We believe you deserve transparency and control over how you’re being manipulated. Attention Settings demonstrates practical pathways for regulating attention-extracting products to increase consumer agency.
The attention economy uses persuasive design techniques to exploit human vulnerabilities and extract our attention. However, there isn’t a clear path forward when it comes to regulating the design of these products.
The EU’s recently introduced Digital Services Act includes a section about ‘dark patterns’:
“Under new rules, ‘dark patterns' are prohibited. Providers of online platforms will be required not to design, organise or operate their online interfaces in a way that deceives, manipulates or otherwise materially distorts or impairs the ability of users of their services to make free and informed decisions.”
The problem is, product design is a shady business — it isn’t black and white. The problem of manipulation and attention extraction goes far beyond dark patterns. Addictive loops are at the core of the user experience of the most popular social media platforms. The lines are blurry.
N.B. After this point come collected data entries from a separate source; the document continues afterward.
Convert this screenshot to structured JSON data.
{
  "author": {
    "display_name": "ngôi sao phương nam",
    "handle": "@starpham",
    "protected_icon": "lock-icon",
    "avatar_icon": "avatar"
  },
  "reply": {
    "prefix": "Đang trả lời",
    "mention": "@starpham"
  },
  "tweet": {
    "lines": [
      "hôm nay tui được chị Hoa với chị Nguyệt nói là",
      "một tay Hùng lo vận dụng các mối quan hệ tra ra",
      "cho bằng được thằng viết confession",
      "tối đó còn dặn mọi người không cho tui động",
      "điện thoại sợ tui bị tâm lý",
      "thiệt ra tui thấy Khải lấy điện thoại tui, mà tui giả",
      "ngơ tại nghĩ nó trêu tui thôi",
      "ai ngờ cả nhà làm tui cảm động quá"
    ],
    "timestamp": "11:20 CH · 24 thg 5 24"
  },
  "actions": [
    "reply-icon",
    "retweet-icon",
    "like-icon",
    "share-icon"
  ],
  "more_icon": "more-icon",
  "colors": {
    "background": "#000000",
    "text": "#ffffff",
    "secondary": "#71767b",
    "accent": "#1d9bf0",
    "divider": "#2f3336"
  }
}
Attention Settings give users awareness over how they're being manipulated and tools to selectively opt-out of the most engaging features — to reclaim their attentional, cognitive, and behavioral sovereignty.
Here’s how it could work…
Products with over 10 million users could be required to provide a) transparency about the techniques they use to increase engagement and b) the option to opt-out of these techniques and features — as a condition for passing App Review.
If a product uses persuasive design, every one of these techniques and features should be listed on the AppStore nutrition card. The Attention Settings then provide the user with the option to opt-out. There could be an educational element to inform users about how these techniques work and why they might want to consider opting out.
Here are some examples of what these changes might look like in different apps:
Imagine you want to use Facebook for the purpose you signed up for: connecting with family and friends. The ability to choose a chronological feed, hide all short-form videos like Reels, and disable suggested content would make all the difference. The one on the right would be on your terms, showing you the content you want to see, without seducing you into binge-watching viral videos.